- Location: Ganar Kiyawa, Bukkuyum LGA, Zamfara State, Nigeria
- Date: 20 March 2022
- Victims: 37 killed Several kidnapped 20+ refugees
- Perpetrator: Unknown bandits

= Ganar Kiyawa massacre =

2022 mass killing in Zamfara, Nigeria

On 20 March 2022, at least 37 people were killed by bandits in the village of Ganar Kiyawa, in Bukkuyum, Zamfara State, Nigeria.

== Prelude ==
Zamfara State has been a hotbed of over 100 different bandit groups for years, with kidnappings and massacres frequent in villages that don't pay ransom or are not close to a Nigerian military post. In January 2022, a bandit attack on several villages killed over 200 people in Bukkuyum LGA, where Ganar Kiyawa is located. In two villages near Ganar Kiyawa in February, bandits collected a 12 million naira ransom for 26 civilians abducted from the town and the neighboring Nasarawa Burkullu. In the weeks leading up to the attack, Ganar Kiyawa residents paid 2 million naira in harvest taxes, and another two million ransom for civilians.

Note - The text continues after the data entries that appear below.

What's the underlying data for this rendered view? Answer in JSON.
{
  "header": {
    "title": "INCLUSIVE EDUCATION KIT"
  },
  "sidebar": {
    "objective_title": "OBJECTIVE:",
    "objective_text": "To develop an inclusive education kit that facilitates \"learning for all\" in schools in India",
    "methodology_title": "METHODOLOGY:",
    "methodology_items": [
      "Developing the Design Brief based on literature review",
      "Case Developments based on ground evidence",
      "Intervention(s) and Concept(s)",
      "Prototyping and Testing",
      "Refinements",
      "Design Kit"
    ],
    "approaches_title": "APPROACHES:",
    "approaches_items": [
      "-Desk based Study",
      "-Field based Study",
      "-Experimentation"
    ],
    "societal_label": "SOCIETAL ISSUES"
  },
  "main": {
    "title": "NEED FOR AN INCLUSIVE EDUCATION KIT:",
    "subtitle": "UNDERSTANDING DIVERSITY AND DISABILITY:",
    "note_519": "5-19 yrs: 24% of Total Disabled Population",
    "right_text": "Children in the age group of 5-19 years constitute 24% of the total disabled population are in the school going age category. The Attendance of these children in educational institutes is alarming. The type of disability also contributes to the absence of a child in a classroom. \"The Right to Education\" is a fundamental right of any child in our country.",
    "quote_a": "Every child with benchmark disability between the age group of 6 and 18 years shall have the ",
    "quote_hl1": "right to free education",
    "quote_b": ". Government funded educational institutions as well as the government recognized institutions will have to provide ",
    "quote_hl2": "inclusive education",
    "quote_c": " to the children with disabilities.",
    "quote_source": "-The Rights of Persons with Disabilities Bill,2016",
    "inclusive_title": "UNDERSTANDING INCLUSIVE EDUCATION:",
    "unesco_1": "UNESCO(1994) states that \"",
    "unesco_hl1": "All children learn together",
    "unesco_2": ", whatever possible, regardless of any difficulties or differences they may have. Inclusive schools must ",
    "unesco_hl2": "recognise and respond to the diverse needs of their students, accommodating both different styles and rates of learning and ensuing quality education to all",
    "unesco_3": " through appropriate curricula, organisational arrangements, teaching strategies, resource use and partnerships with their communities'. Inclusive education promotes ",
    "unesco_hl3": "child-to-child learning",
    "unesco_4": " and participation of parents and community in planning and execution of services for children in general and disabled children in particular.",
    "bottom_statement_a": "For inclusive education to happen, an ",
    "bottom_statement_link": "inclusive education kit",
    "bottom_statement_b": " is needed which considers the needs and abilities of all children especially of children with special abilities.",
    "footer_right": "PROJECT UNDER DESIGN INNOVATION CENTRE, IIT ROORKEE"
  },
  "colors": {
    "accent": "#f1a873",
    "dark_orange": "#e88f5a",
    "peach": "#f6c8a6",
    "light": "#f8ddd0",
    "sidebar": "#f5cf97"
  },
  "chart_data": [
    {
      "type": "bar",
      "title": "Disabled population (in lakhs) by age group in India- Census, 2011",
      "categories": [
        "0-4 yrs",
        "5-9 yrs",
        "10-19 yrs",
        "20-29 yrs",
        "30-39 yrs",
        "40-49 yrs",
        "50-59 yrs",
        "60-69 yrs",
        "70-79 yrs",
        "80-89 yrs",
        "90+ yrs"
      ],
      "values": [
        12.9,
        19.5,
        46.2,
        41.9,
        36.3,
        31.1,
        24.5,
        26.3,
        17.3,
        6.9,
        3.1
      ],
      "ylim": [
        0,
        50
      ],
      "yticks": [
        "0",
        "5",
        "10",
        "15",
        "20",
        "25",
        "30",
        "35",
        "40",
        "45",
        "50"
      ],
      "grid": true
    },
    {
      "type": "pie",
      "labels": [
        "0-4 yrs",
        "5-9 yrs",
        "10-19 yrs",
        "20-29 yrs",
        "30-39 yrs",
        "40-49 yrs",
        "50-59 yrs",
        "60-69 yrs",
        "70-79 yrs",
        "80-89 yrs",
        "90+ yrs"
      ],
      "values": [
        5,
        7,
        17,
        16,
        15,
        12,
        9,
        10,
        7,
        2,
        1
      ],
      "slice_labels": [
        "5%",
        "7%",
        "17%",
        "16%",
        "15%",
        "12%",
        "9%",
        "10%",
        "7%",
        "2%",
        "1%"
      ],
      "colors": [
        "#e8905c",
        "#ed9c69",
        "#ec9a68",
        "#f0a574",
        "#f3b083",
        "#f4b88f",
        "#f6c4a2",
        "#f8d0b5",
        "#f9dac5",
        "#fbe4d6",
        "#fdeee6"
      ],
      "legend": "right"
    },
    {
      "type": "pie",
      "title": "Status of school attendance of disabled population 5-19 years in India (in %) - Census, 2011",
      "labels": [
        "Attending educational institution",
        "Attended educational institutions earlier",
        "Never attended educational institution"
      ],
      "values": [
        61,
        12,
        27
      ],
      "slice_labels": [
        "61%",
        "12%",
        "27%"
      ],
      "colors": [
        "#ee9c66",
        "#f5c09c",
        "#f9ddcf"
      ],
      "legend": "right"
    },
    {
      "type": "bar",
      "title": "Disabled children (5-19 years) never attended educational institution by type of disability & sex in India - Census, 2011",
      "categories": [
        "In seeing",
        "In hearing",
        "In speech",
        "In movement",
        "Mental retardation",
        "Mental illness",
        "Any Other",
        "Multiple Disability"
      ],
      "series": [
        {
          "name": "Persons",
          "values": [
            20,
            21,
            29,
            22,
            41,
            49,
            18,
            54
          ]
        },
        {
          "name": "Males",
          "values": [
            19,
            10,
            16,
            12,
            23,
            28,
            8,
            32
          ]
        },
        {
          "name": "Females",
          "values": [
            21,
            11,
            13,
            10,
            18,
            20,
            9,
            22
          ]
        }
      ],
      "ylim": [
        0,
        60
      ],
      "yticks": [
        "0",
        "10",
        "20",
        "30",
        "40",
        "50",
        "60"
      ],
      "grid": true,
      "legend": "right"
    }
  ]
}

Residents of Ganar Kiyawa expected the attack ahead of time, with the men of the village sleeping in the bush the night before anticipating the attack. The bandits had entered the town the past few nights attempting to attack, but because no one was there sleeping, they left.

== Massacre ==
To surprise the inhabitants, the bandits attacked the morning of 20 March, when all the civilians came back from the bush from sleeping. Witnesses stated that the bandits shot indiscriminately once they entered the village from the western side, before going house to house and shooting everyone inside. Shops in the town were looted as well. According to a community leader in the Bukkuyum LGA, the village head, local traditional rulers, and many others were killed. Twenty villagers fled to nearby villages, and those who couldn't make it were kidnapped.

== Aftermath ==
The next day, survivors picked up the bodies of 24 people in the village, and stated many more are likely left in the bush. The bandits arrived at the village cemetery that same day, assuming funerals were going on for the buried, but no one was there, so they left. The funerals instead took place at Adabka, three kilometers away. The death toll later rose to 37 killed.

The Zamfara State police stated 16 people were killed, with the police spokesperson and a military spokesperson visiting the village. Zamfara State governor Bello Matawalle expressed his condolences.